Object.defineProperty(cart, 'cartId', { 
   value: 2981, 
   writable: false, 
   configurable: false, 
   enumerable: false 
})

So now if you run the following loop, cartId won’t show up. However, if you get specific with console.log, it will show. If you try to change or delete the value, it will silently fail.

Why?

Because configurable and enumerable is set to false.

let log = console.log;
let cart = {
 shipping: '123 Somewhere street',
 items: [
    {sku: 2341, name: 'Apples', quantity: 1, unit: 'kg'}, 
    {sku: 2213, name: 'ham', quantity: 100, unit: 'grams'}
   ]
}

Object.defineProperty(cart, 'cartId', { 
   value: 2981, 
   writable: false, 
   configurable: false, 
   enumerable: false 
})

cart.cartId = 9999; 
delete cart.cartId;
//both won't work and silently fails

for(let prop in cart){
   log(prop);
}
// will log out "shipping" and "items"

log(cart.cartId)
// will log out 2981

So that’s Object.defineProperty() in a nutshell for the DATA column. But what about the ACCESSOR side?

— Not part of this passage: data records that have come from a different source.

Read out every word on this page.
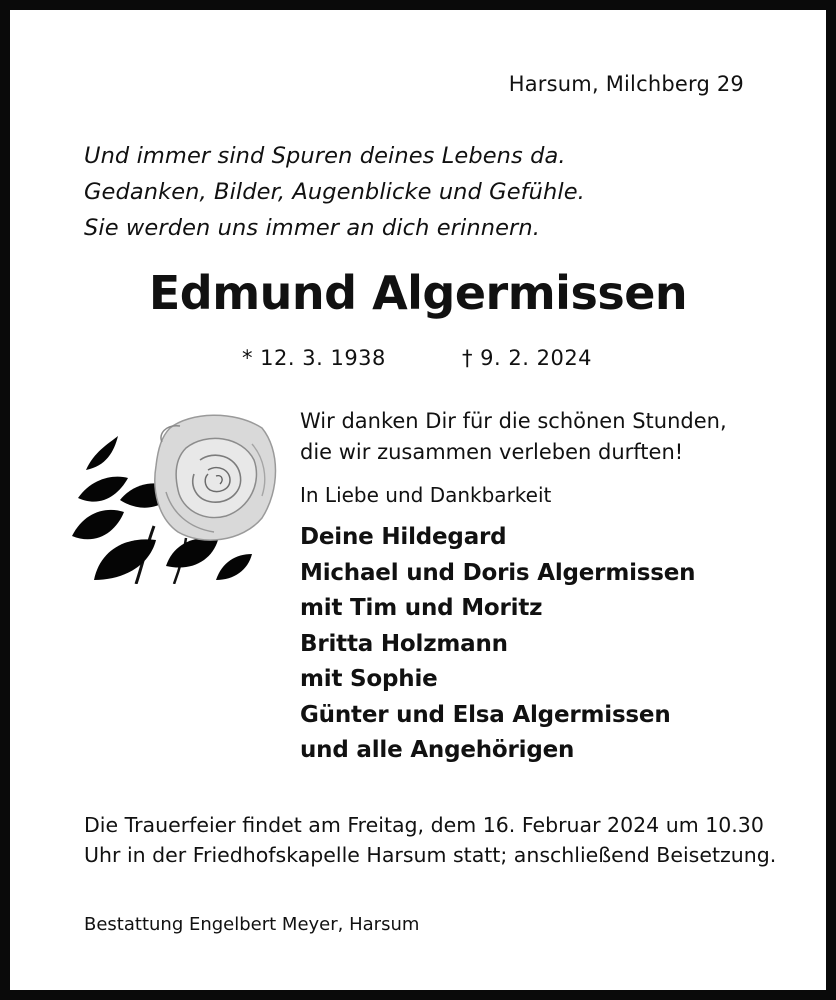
Harsum, Milchberg 29
Und immer sind Spuren deines Lebens da.
Gedanken, Bilder, Augenblicke und Gefühle.
Sie werden uns immer an dich erinnern.
Edmund Algermissen
* 12. 3. 1938	† 9. 2. 2024
Wir danken Dir für die schönen Stunden,
die wir zusammen verleben durften!
In Liebe und Dankbarkeit
Deine Hildegard
Michael und Doris Algermissen
mit Tim und Moritz
Britta Holzmann
mit Sophie
Günter und Elsa Algermissen
und alle Angehörigen
Die Trauerfeier findet am Freitag, dem 16. Februar 2024 um 10.30 Uhr in der Friedhofskapelle Harsum statt; anschließend Beisetzung.
Bestattung Engelbert Meyer, Harsum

The ACCESSOR is what you can do to the value itself. In short, we’re dealing with the methods that make the property values what they are.

Here’s the ACCESSOR table again.

ACCESSOR        
-----------
get              
set              
configurable     
enumerable    

Let’s pretend we want to do something special to the value when it is set on a property. In addition to this, we still want it to remain unwritable and keep it out of the enumeration process.

To do this, you can write something like this:

Object.defineProperty(cart, 'cartId', { 
   configurable: true, 
   enumerable: false, 
   get () => this.value, 
   set: (_val) => {  this.value = 'ID' + _val; }
})

This will result in the following output when cartId gets set.

cart.cartId = 9812;
//will create ID9812

However, this won’t stop it from getting accidentally deleted in the future. To prevent this, you can redefine parts of the property like this:

Object.defineProperty(cart, 'cartId', { 
   configurable: false, 
})

This will prevent any future changes down the line, including if anyone tries to flip the configurable status to true in the future. Doing so will result in a TypeError.


That’s basically it for the scope of this piece.

I hope that it all makes sense and sparks some ideas on how to use it for your next Angular, React, Vue, or any JavaScript based project.